Use the formula of the simple harmonic motion given below and substitute the value of the displacement in it to find the value of the time taken. For the further simplification, the formula of the angular velocity is substituted to find the time taken.

Useful formula:
(1) The displacement equation of the particle that executes the simple harmonic motion is given as

$y = a\sin \omega t$

Where $y$ is the displacement of the particle, $a$ is the amplitude of the particle and the $\omega$ is the angular velocity and $t$ is the time taken.

(2) The angular velocity is given as

$\omega = \dfrac{{2\pi }}{T}$

Where $T$ is the time period.

Complete step by step solution:
Using the displacement equation,

$y = a\sin \omega t$

Since the time is calculated for the distance of half the amplitude, the displacement is taken as half the amplitude,

$\dfrac{a}{2} = a\sin \omega t$

By cancelling the similar terms in both sides of the equation, we get

$\sin \omega t = \dfrac{1}{2}$
$\omega t = {\sin ^{ - 1}}\left( {\dfrac{1}{2}} \right)$

The value of the ${\sin ^{ - 1}}\left( {\dfrac{1}{2}} \right)$ is $\dfrac{\pi }{6}$ .

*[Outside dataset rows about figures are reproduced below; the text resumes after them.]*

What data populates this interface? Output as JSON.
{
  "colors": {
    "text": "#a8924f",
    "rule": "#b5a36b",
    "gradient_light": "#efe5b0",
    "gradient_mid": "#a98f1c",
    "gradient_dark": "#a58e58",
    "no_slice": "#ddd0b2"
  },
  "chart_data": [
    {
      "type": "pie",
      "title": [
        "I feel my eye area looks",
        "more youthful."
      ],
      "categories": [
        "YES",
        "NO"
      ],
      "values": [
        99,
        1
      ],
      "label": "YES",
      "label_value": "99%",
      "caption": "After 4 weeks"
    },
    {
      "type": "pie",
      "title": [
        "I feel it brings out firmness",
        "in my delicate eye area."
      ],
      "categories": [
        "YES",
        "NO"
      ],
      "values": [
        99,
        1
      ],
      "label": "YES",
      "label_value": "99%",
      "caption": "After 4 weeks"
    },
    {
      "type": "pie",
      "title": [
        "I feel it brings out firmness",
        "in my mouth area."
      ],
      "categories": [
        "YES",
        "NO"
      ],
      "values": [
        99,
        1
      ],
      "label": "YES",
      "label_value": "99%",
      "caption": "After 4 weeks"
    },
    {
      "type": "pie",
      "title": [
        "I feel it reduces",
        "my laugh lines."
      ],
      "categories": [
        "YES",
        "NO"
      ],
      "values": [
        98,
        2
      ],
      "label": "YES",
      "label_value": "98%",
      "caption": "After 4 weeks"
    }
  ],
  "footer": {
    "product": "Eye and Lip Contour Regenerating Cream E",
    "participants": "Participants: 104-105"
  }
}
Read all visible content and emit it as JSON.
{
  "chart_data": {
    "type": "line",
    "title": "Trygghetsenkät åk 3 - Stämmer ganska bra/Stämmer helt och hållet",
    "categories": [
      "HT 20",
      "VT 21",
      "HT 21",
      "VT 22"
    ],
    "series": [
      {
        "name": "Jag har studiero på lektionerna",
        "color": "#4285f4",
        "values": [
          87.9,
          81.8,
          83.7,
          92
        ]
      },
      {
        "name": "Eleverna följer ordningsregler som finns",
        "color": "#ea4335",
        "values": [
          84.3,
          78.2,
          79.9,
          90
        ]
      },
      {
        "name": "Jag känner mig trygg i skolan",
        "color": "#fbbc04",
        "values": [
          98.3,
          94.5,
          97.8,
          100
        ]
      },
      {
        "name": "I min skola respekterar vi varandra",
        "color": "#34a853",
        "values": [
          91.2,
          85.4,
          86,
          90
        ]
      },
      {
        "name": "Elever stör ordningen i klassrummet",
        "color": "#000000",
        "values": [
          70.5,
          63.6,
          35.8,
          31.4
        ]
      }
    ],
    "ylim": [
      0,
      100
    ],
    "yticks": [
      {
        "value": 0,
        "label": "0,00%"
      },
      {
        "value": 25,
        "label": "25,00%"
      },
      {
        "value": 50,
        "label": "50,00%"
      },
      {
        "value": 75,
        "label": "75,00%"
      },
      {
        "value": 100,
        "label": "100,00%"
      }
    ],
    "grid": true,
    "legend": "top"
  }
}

$\omega t = \dfrac{\pi }{6}$

To find the value of the time taken,

$t = \dfrac{\pi }{{6\omega }}$

Substituting the formula of the angular velocity in the above equation, we get

$t = \dfrac{\pi }{{6\dfrac{{2\pi }}{T}}}$

By simplifying the above equation, we get

$t = \dfrac{T}{{12}}$

Hence the time taken by the particle to travel the half of the amplitude is

$\dfrac{T}{{12}}$ .

Thus the option (C) is correct.

Note: The simple harmonic motion indicates the periodic motion in which the repetitive movement of the motion forth and the back, so that the displacement on one side is equal to the displacement of the other side. The time taken for the half of the amplitude is $\dfrac{T}{{12}}$ and that for the amplitude is $\dfrac{T}{6}$ .